Mountain Bike Action

It’s not a stretch at all to say I wouldn’t be where I was today with mountain bikes had it not been for Mountain Bike Action.  I read it for months without really understanding what was going on, but it was so exciting.  Every other month there would be a bike you’ve never heard of, that they just raved about.

January 1988 MBA

January 1988 MBA

Where I lived at the time, you’d see Specializeds, Nishikis, Treks, maybe a Rocky Mountain.  Which were all good bikes to be sure, but they weren’t exotic.  Not like Yetis, or Kleins, or Serottas, or Savage Terminators.  Learning that bikes like this existed showed me that something really cool was going on.

I think you can attribute a lot of it’s coolness to editor Zapata Espinoza, because after he left in 1993, things really went downhill.

(See what I did there?)

Taking Zap’s spot was famed bike builder Richard Cunningham. Famous for Mantis bikes as well as designs for Nishiki and Fisher, one wonders why the publisher thought he could edit a magazine. There’s no question he was a heavy hitter in the MTB world – Mantis bikes were innovative as hell, and the Pro-Floater was probably the first proper full suspension bike.

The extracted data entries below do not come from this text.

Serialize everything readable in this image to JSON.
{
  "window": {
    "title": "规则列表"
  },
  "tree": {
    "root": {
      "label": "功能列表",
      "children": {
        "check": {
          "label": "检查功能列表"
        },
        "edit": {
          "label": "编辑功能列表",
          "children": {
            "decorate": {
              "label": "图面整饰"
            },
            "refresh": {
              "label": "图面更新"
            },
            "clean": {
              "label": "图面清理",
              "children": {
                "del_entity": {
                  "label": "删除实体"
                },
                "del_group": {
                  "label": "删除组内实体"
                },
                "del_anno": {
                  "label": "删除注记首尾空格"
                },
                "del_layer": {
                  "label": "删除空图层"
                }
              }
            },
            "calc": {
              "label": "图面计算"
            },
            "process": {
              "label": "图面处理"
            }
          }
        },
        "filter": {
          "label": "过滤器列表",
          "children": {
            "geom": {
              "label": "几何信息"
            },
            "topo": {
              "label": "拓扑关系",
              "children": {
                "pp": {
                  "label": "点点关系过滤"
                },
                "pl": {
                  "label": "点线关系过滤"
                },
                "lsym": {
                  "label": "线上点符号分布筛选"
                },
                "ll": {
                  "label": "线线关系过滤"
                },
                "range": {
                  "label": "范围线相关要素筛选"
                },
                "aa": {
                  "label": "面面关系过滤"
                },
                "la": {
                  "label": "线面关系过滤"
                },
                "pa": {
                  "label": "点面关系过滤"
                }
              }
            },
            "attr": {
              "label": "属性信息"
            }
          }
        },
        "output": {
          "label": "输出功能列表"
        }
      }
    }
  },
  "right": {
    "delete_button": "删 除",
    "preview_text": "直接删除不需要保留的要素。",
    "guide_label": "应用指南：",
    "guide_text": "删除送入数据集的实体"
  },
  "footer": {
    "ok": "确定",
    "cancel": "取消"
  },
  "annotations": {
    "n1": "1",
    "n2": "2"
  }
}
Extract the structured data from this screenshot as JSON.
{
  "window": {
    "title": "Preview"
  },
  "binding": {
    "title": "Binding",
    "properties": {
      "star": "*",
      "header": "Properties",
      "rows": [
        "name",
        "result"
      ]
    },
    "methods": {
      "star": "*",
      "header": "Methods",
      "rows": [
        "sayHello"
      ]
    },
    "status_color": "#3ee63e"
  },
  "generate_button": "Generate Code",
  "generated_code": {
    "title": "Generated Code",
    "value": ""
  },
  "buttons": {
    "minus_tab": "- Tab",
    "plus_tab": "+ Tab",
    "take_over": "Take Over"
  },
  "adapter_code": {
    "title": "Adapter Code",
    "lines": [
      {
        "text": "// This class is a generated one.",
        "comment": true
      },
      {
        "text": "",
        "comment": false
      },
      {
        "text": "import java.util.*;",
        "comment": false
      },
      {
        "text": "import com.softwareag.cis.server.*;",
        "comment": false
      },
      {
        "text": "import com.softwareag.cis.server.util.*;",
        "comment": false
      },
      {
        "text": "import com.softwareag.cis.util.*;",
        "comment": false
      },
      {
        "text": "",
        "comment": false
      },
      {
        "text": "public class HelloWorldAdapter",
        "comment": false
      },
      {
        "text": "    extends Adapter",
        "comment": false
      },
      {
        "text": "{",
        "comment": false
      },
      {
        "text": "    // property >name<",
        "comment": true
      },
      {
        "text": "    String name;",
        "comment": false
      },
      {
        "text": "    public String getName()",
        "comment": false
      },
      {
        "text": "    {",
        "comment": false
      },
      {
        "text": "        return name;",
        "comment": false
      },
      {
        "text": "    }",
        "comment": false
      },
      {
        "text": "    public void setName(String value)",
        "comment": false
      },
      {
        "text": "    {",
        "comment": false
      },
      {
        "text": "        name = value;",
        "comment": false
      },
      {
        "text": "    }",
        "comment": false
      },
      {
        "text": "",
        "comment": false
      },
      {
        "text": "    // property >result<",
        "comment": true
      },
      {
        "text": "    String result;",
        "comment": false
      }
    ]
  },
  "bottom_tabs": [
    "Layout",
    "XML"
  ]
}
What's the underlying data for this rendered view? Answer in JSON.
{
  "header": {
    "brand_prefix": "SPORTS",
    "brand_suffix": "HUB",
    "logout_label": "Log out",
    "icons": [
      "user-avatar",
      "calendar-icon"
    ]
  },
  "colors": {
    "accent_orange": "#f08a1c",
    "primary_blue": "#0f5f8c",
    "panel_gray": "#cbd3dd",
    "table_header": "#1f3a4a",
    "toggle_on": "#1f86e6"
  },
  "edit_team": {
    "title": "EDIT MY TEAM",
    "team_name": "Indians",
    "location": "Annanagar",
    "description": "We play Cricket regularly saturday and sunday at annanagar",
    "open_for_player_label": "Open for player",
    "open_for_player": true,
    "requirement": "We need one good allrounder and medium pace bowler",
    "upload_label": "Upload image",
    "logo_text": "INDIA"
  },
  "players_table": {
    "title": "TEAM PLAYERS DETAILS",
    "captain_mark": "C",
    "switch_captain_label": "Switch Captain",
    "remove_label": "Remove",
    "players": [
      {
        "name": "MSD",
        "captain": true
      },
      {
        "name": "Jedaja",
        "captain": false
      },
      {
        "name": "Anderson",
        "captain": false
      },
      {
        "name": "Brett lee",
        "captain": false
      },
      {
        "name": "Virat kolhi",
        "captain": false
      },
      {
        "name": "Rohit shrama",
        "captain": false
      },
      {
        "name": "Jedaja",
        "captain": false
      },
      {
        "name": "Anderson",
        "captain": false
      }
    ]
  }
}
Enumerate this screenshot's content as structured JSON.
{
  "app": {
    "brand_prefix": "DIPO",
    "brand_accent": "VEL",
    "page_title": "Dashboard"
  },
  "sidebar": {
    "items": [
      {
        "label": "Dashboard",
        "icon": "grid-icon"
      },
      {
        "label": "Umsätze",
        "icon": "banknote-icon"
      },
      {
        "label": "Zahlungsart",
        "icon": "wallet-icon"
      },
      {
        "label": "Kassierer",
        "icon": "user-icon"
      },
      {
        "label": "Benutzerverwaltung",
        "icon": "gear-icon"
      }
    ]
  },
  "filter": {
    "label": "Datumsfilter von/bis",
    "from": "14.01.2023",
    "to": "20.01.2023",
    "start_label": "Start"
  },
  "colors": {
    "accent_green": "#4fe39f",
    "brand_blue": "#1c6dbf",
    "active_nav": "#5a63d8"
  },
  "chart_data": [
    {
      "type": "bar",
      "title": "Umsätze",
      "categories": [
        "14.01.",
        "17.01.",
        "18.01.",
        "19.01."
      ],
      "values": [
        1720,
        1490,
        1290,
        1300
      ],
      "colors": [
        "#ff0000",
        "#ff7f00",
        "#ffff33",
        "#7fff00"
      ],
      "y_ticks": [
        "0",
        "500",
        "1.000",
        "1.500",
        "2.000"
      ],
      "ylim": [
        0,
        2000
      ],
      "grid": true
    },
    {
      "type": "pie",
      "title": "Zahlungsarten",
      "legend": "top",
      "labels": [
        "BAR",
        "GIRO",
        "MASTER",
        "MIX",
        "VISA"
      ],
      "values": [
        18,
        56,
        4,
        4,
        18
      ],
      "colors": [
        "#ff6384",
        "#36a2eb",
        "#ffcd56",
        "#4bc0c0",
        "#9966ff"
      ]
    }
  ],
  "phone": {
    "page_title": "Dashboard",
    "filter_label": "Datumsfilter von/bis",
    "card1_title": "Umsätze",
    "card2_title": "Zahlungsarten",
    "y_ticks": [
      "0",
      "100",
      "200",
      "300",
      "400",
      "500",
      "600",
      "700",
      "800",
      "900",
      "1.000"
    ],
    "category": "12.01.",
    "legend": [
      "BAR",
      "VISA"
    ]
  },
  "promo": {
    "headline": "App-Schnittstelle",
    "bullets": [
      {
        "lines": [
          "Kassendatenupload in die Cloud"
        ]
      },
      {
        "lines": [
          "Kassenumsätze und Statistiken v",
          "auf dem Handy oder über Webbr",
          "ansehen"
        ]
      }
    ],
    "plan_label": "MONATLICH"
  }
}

But at MBA, Cunningham ended up being famous for censoring ads for Jamis’ Diablo, and the Iron Horse G-Spot, as well as outright rejecting ads for VooDoo bikes. It’s a good thing he left before Cove really got going (Peeler, Hummer, Stifee, and they make a G-Spot too). He was ok as a writer, but things definitely slipped.

That brings us to today.

I still buy it because I still like to see what’s going on. I’ve already trashed a lot of the new school developments in mountain biking, but I still want to know about them. The modern 120mm “trail” bike with 650b wheels, tiny little 60mm stem, 780mm wide bars, and 68 degree head angle is the polar opposite of the vintage bikes in my garage, but I don’t doubt it’s a fun bike to ride.

The problem is the writing. Or maybe the editing. I’m not sure which is to blame, but far too often, trying to read it just makes you hurt. It’s the feeling you get from reading something like 2 + 2 = 5. So blatantly wrong that you simply can’t understand how it got printed.

In the November 2014 issue, in the review of the Ellsworth Epiphany 275 Enduro SST.2e (solid name), this appears;

Ellsworth’s Instant Center Tracking (ICT) takes into account the three principles that make bicycles the most efficient human-powered machines and translates them into full-suspension design.

I have no idea what principles they are referring to here.  And nowhere in the article are they explained. This has to fall on the editor, right? If a writer is getting all technicial, he/she better explain the tech, or you’re going to lose the reader. It’s of the of the three principles that make a writer so effective!

A good editor should have caught that and asked the writer to explain it better.

Nor do I understand what ICT is supposed to do.  Ellsworth has been using that acronym since the late 90’s, and I’ve never known what it means, so part of the blame here could lie with them, but still – what the hell are you talking about??

You can find something like this in virtually every issue. Their quality standards are simply not that high. But, this next example, is truly something special. It illustrates what the bike industry in general thinks about MBA, and it’s a beauty.

2015 Specialized Demo

2015 Specialized Demo

In that same November 2014 issue, there is a story on the 2015 Specialized Demo DH bike, with it’s asymmetric carbon frame. Rather than have the shock connect through a hole in the down tube, the down tube now runs around the shock on the right of the bike, and the shock is offset to the left.

2015 Specialized Demo

2015 Specialized Demo

The more I look at this, the more I like it. I don’t really see a major functional benefit to this design, other than easier access to the shock, but it’s cool. Ducati-cool in fact.

In the MBA article, they asked Sean Estes of Specialized why this was done. I don’t know who Sean Estes is, but this is probably a very important name drop here. His answer; “it makes the frame thinner, which is an advantage for riding between rocks and trees.”

The frame of the bike will fit easier between rocks and trees.

The frame.

This is Aaron Gwin riding the ’15 Demo at the Mont Saint Anne World Cup event.  Notice how he is completely surrounding the frame. This is, of course, how every bicycle is ridden – the rider straddles the bike.  Also notice the crazy-wide DH bars he’s using. Just to hammer home the point here, both Aaron, and the handlebars, are much wider than the bike frame.

The frame of the bike will fit easier between rocks and trees.

Presumably, Gwin will have to stop, get off the bike, and take the handlebars off, so he can fit that wonderfully slim frame through the rocks and trees.

I took that picture from an MTBR.com article, where the writer was told by Specialized that the design allows easier access to the shock, and better handling.

Sean Estes of Specialized trolled MBA, and they bought it – hook, line, and sinker.

I hope he won a decent bottle of beer on that bet, because he sure deserves it.